The last week of school! Or, at least the last week until summer classes, enrichment programs, internships, and other activities begin. To think that schooling ends on a date certain—whether the end of a school year or a graduation—is simple misperception. Well over 150 of our educators will be engaged in workshops, retreats, curriculum development seminars, new sheltered immersion language training, among a host of other professional development opportunities.
This past year has been certainly successful and exciting. The coming school year looks to be equally promising with innovations of instruction throughout the system. The new elementary mathematics series will come on board the first day in September. There will be new scheduling at the middle school along with an exciting upper grades science program. The high school will continue to see the American Studies iPad program along with freshman classes piloting innovative instructional techniques that exploit the resources of the electronic informational world while honing student skills of organization and judgment.
I especially wish to thank Belmont’s educators for their faithful implementation of the new evaluation system, the Belmont Education Association for helping adapt the system for years to come, and the students who have strived diligently and successfully to grow emotionally, socially, and intellectually.
The Foundation for Belmont Education has just announced a new, major partnership with the Belmont Public Schools to inspire and to implement innovative instruction. The partnership entails a four-year, $450,000 campaign that will enhance not only teaching practices that make use of content available electronically; but, as important, the initiative will support exploration of teaching strategies that promise improved student engagement and improve development of students’ 21st century skills. For example, Belmont educators may work with experienced web-based instructors to investigate and to pilot various and exciting ways of accessing web-based content. Another possibility: Teachers would develop project-based learning that would not necessarily be at all dependent on technology. The partnership is thoroughly consonant with the district’s strategic goal to provide “support for educators to experiment and innovate” to the end that instruction ensures that “students will be well-prepared for college and career” in this the 21st century.
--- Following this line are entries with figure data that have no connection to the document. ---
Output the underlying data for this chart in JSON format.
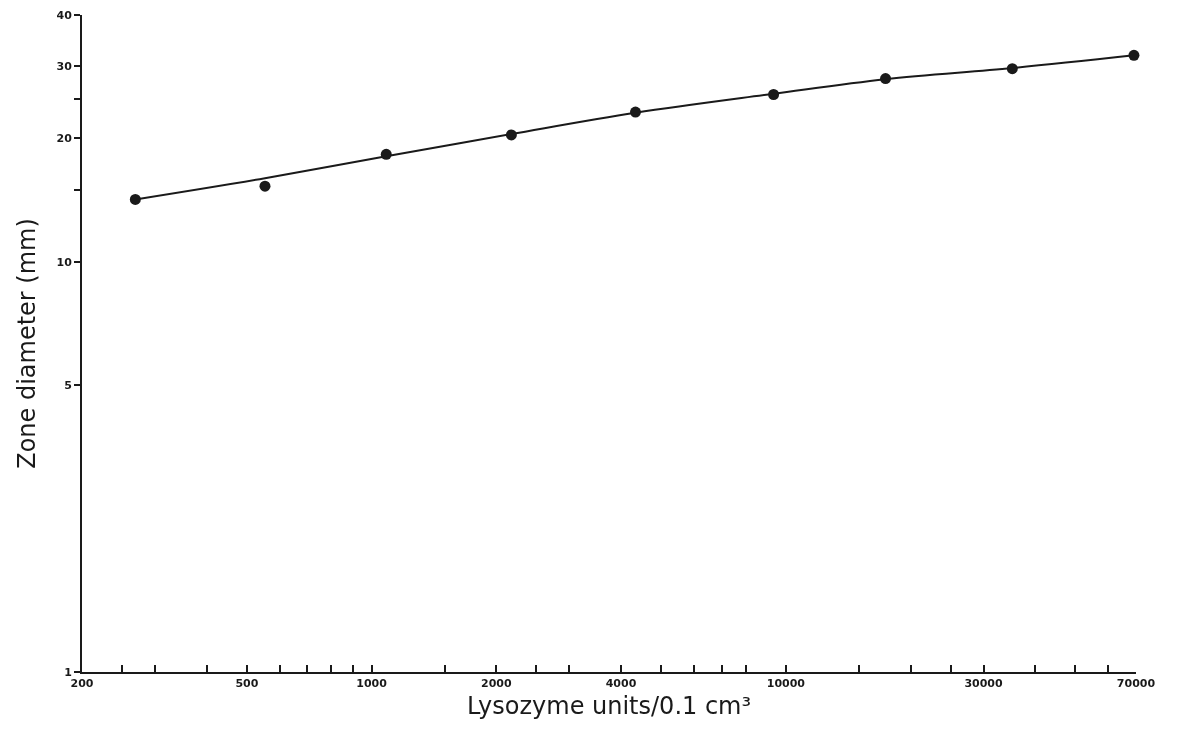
{
  "chart_data": {
    "type": "scatter",
    "xlabel": "Lysozyme units/0.1 cm³",
    "ylabel": "Zone diameter (mm)",
    "log": "xy",
    "grid": false,
    "xlim": [
      200,
      70000
    ],
    "ylim": [
      1,
      40
    ],
    "xticks": [
      200,
      {
        "value": 250,
        "label": null
      },
      {
        "value": 300,
        "label": null
      },
      {
        "value": 400,
        "label": null
      },
      500,
      {
        "value": 600,
        "label": null
      },
      {
        "value": 700,
        "label": null
      },
      {
        "value": 800,
        "label": null
      },
      {
        "value": 900,
        "label": null
      },
      1000,
      {
        "value": 1500,
        "label": null
      },
      2000,
      {
        "value": 2500,
        "label": null
      },
      {
        "value": 3000,
        "label": null
      },
      4000,
      {
        "value": 5000,
        "label": null
      },
      {
        "value": 6000,
        "label": null
      },
      {
        "value": 7000,
        "label": null
      },
      {
        "value": 8000,
        "label": null
      },
      10000,
      {
        "value": 15000,
        "label": null
      },
      {
        "value": 20000,
        "label": null
      },
      {
        "value": 25000,
        "label": null
      },
      30000,
      {
        "value": 40000,
        "label": null
      },
      {
        "value": 50000,
        "label": null
      },
      {
        "value": 60000,
        "label": null
      },
      70000
    ],
    "yticks": [
      1,
      5,
      10,
      {
        "value": 15,
        "label": null
      },
      20,
      {
        "value": 25,
        "label": null
      },
      30,
      40
    ],
    "series": [
      {
        "marker": "circle",
        "color": "#1a1a1a",
        "x": [
          269,
          553,
          1085,
          2175,
          4335,
          9340,
          17400,
          35200,
          69200
        ],
        "values": [
          14.2,
          15.3,
          18.3,
          20.4,
          23.2,
          25.6,
          28.0,
          29.6,
          31.9
        ]
      },
      {
        "type": "line",
        "marker": "none",
        "color": "#1a1a1a",
        "line_style": "solid",
        "x": [
          269,
          553,
          1085,
          2175,
          4335,
          9340,
          17400,
          35200,
          69200
        ],
        "values": [
          14.2,
          16.0,
          18.1,
          20.5,
          23.1,
          25.7,
          27.9,
          29.7,
          31.9
        ]
      }
    ]
  }
}
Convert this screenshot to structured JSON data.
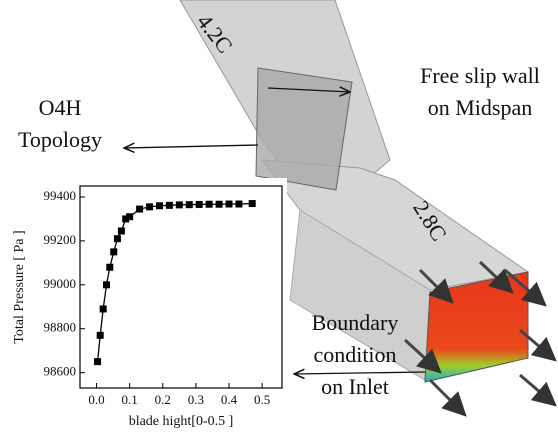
{
  "chart_data": {
    "type": "line",
    "annotations": [
      "4.2C",
      "2.8C",
      "Free slip wall",
      "on Midspan",
      "O4H",
      "Topology",
      "Boundary",
      "condition",
      "on Inlet"
    ],
    "xlabel": "blade hight[0-0.5 ]",
    "ylabel": "Total Pressure [ Pa ]",
    "x": [
      0.003,
      0.011,
      0.02,
      0.03,
      0.04,
      0.052,
      0.063,
      0.075,
      0.088,
      0.1,
      0.13,
      0.16,
      0.19,
      0.22,
      0.25,
      0.28,
      0.31,
      0.34,
      0.37,
      0.4,
      0.43,
      0.47
    ],
    "values": [
      98650,
      98770,
      98890,
      99000,
      99080,
      99150,
      99210,
      99245,
      99300,
      99310,
      99345,
      99355,
      99360,
      99362,
      99364,
      99365,
      99366,
      99367,
      99367,
      99368,
      99368,
      99370
    ],
    "color": "#000000",
    "marker": "square",
    "xlim": [
      -0.05,
      0.56
    ],
    "ylim": [
      98530,
      99450
    ],
    "xticks": [
      {
        "value": 0,
        "label": "0.0"
      },
      0.1,
      0.2,
      0.3,
      0.4,
      0.5
    ],
    "yticks": [
      98600,
      98800,
      99000,
      99200,
      99400
    ]
  }
}
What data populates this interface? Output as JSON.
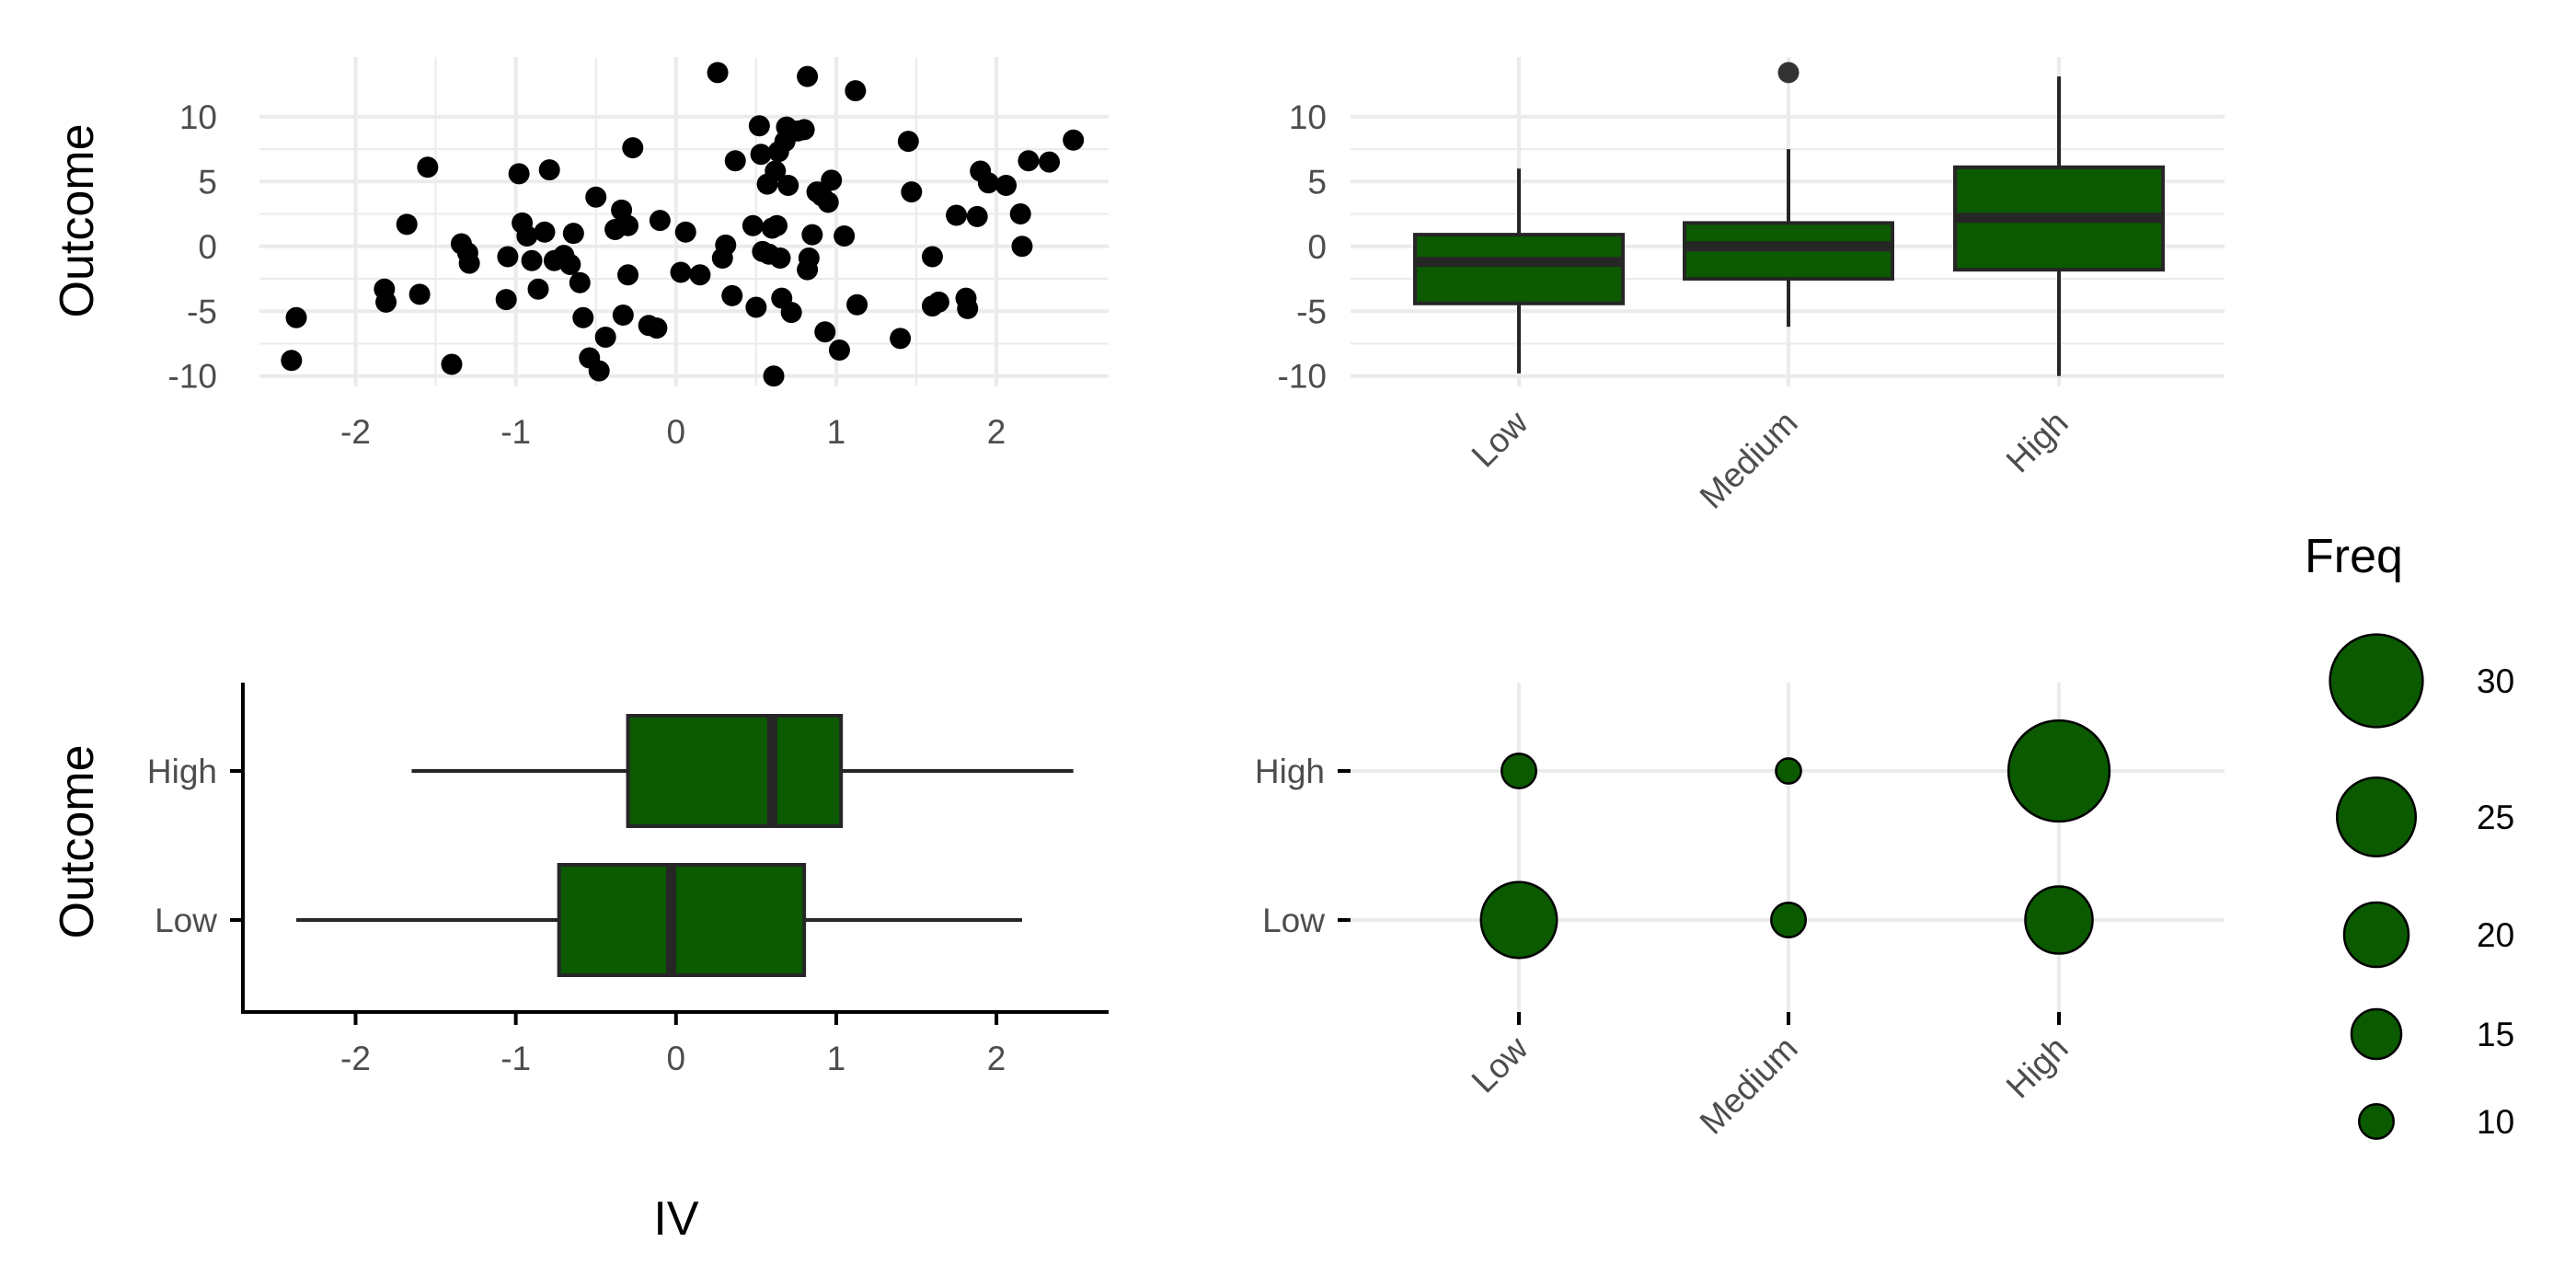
{
  "colors": {
    "fill": "#0b5a00",
    "stroke": "#262626",
    "grid": "#ebebeb",
    "point": "#000000",
    "outlier": "#333333",
    "axis": "#000000"
  },
  "chart_data": [
    {
      "id": "scatter",
      "type": "scatter",
      "xlabel": "",
      "ylabel": "Outcome",
      "xlim": [
        -2.6,
        2.7
      ],
      "ylim": [
        -10.8,
        14.6
      ],
      "xticks": [
        -2,
        -1,
        0,
        1,
        2
      ],
      "yticks": [
        -10,
        -5,
        0,
        5,
        10
      ],
      "points": [
        [
          -2.4,
          -8.8
        ],
        [
          -2.37,
          -5.5
        ],
        [
          -1.82,
          -3.3
        ],
        [
          -1.81,
          -4.3
        ],
        [
          -1.68,
          1.7
        ],
        [
          -1.6,
          -3.7
        ],
        [
          -1.55,
          6.1
        ],
        [
          -1.4,
          -9.1
        ],
        [
          -1.34,
          0.2
        ],
        [
          -1.3,
          -0.5
        ],
        [
          -1.29,
          -1.3
        ],
        [
          -1.06,
          -4.1
        ],
        [
          -1.05,
          -0.8
        ],
        [
          -0.98,
          5.6
        ],
        [
          -0.96,
          1.8
        ],
        [
          -0.93,
          0.8
        ],
        [
          -0.9,
          -1.1
        ],
        [
          -0.86,
          -3.3
        ],
        [
          -0.82,
          1.1
        ],
        [
          -0.79,
          5.9
        ],
        [
          -0.76,
          -1.1
        ],
        [
          -0.7,
          -0.7
        ],
        [
          -0.66,
          -1.4
        ],
        [
          -0.64,
          1.0
        ],
        [
          -0.6,
          -2.8
        ],
        [
          -0.58,
          -5.5
        ],
        [
          -0.54,
          -8.6
        ],
        [
          -0.5,
          3.8
        ],
        [
          -0.48,
          -9.6
        ],
        [
          -0.44,
          -7.0
        ],
        [
          -0.38,
          1.3
        ],
        [
          -0.34,
          2.8
        ],
        [
          -0.33,
          -5.3
        ],
        [
          -0.3,
          1.6
        ],
        [
          -0.3,
          -2.2
        ],
        [
          -0.27,
          7.6
        ],
        [
          -0.17,
          -6.1
        ],
        [
          -0.12,
          -6.3
        ],
        [
          -0.1,
          2.0
        ],
        [
          0.03,
          -2.0
        ],
        [
          0.06,
          1.1
        ],
        [
          0.15,
          -2.2
        ],
        [
          0.26,
          13.4
        ],
        [
          0.29,
          -0.9
        ],
        [
          0.31,
          0.1
        ],
        [
          0.35,
          -3.8
        ],
        [
          0.37,
          6.6
        ],
        [
          0.48,
          1.6
        ],
        [
          0.5,
          -4.7
        ],
        [
          0.52,
          9.3
        ],
        [
          0.53,
          7.1
        ],
        [
          0.54,
          -0.4
        ],
        [
          0.57,
          4.8
        ],
        [
          0.58,
          -0.6
        ],
        [
          0.6,
          1.4
        ],
        [
          0.61,
          -10.0
        ],
        [
          0.62,
          5.8
        ],
        [
          0.63,
          1.6
        ],
        [
          0.64,
          7.3
        ],
        [
          0.65,
          -0.9
        ],
        [
          0.66,
          -4.0
        ],
        [
          0.68,
          8.1
        ],
        [
          0.69,
          9.2
        ],
        [
          0.7,
          4.7
        ],
        [
          0.72,
          -5.1
        ],
        [
          0.76,
          8.9
        ],
        [
          0.8,
          9.0
        ],
        [
          0.82,
          13.1
        ],
        [
          0.82,
          -1.8
        ],
        [
          0.83,
          -0.9
        ],
        [
          0.85,
          0.9
        ],
        [
          0.88,
          4.2
        ],
        [
          0.91,
          3.9
        ],
        [
          0.93,
          -6.6
        ],
        [
          0.95,
          3.4
        ],
        [
          0.97,
          5.1
        ],
        [
          1.02,
          -8.0
        ],
        [
          1.05,
          0.8
        ],
        [
          1.12,
          12.0
        ],
        [
          1.13,
          -4.5
        ],
        [
          1.4,
          -7.1
        ],
        [
          1.45,
          8.1
        ],
        [
          1.47,
          4.2
        ],
        [
          1.6,
          -0.8
        ],
        [
          1.6,
          -4.6
        ],
        [
          1.64,
          -4.3
        ],
        [
          1.75,
          2.4
        ],
        [
          1.81,
          -4.0
        ],
        [
          1.82,
          -4.8
        ],
        [
          1.88,
          2.3
        ],
        [
          1.9,
          5.8
        ],
        [
          1.95,
          4.9
        ],
        [
          2.06,
          4.7
        ],
        [
          2.15,
          2.5
        ],
        [
          2.16,
          0.0
        ],
        [
          2.2,
          6.6
        ],
        [
          2.33,
          6.5
        ],
        [
          2.48,
          8.2
        ]
      ]
    },
    {
      "id": "boxplot-vertical",
      "type": "box",
      "xlabel": "",
      "ylabel": "",
      "categories": [
        "Low",
        "Medium",
        "High"
      ],
      "ylim": [
        -10.8,
        14.6
      ],
      "yticks": [
        -10,
        -5,
        0,
        5,
        10
      ],
      "boxes": [
        {
          "category": "Low",
          "whisker_low": -9.8,
          "q1": -4.4,
          "median": -1.2,
          "q3": 0.9,
          "whisker_high": 6.0,
          "outliers": []
        },
        {
          "category": "Medium",
          "whisker_low": -6.2,
          "q1": -2.5,
          "median": 0.0,
          "q3": 1.8,
          "whisker_high": 7.5,
          "outliers": [
            13.4
          ]
        },
        {
          "category": "High",
          "whisker_low": -10.0,
          "q1": -1.8,
          "median": 2.2,
          "q3": 6.1,
          "whisker_high": 13.1,
          "outliers": []
        }
      ]
    },
    {
      "id": "boxplot-horizontal",
      "type": "box",
      "xlabel": "IV",
      "ylabel": "Outcome",
      "categories": [
        "Low",
        "High"
      ],
      "xlim": [
        -2.6,
        2.7
      ],
      "xticks": [
        -2,
        -1,
        0,
        1,
        2
      ],
      "boxes": [
        {
          "category": "Low",
          "whisker_low": -2.37,
          "q1": -0.73,
          "median": -0.03,
          "q3": 0.8,
          "whisker_high": 2.16,
          "outliers": []
        },
        {
          "category": "High",
          "whisker_low": -1.65,
          "q1": -0.3,
          "median": 0.6,
          "q3": 1.03,
          "whisker_high": 2.48,
          "outliers": []
        }
      ]
    },
    {
      "id": "bubble",
      "type": "bubble",
      "xlabel": "",
      "ylabel": "",
      "xcategories": [
        "Low",
        "Medium",
        "High"
      ],
      "ycategories": [
        "Low",
        "High"
      ],
      "cells": [
        {
          "x": "Low",
          "y": "High",
          "freq": 10
        },
        {
          "x": "Medium",
          "y": "High",
          "freq": 7
        },
        {
          "x": "High",
          "y": "High",
          "freq": 33
        },
        {
          "x": "Low",
          "y": "Low",
          "freq": 24
        },
        {
          "x": "Medium",
          "y": "Low",
          "freq": 10
        },
        {
          "x": "High",
          "y": "Low",
          "freq": 21
        }
      ],
      "legend": {
        "title": "Freq",
        "position": "right",
        "entries": [
          30,
          25,
          20,
          15,
          10
        ]
      }
    }
  ]
}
In addition to the professional development necessary for the research and designing of improved instructional models, the partnership will also provide the district means to ensure in time that every student might have the electronic tools which allow access to ever more current and richer content. The technology-based learning tools may be instruments students already have and wish to use. Through funds raised through the FBE, the district will provide students the option of receiving on loan an appropriate iPad should families so wish. The variety of proposed innovation projects involve the full school system—pre-kindergarten through high school
In accord with the press release issued by the Foundation for Belmont Education, this innovative teaching initiative “expands on the FEB’s successful Technology Tools for Teaching campaign (2008-2011), which was the first step in creating 21st century classrooms through SMART Board installations.” The Foundation will help support the cost of instruments for the 8th and 9th grade initiatives. As part of incremental work with high school students, we will be asking rising 9th graders if they and their parents wish to use department-issued instruments or their own devices. Middle school students engaged with the 8th grade science pilot will use classroom sets of iPads.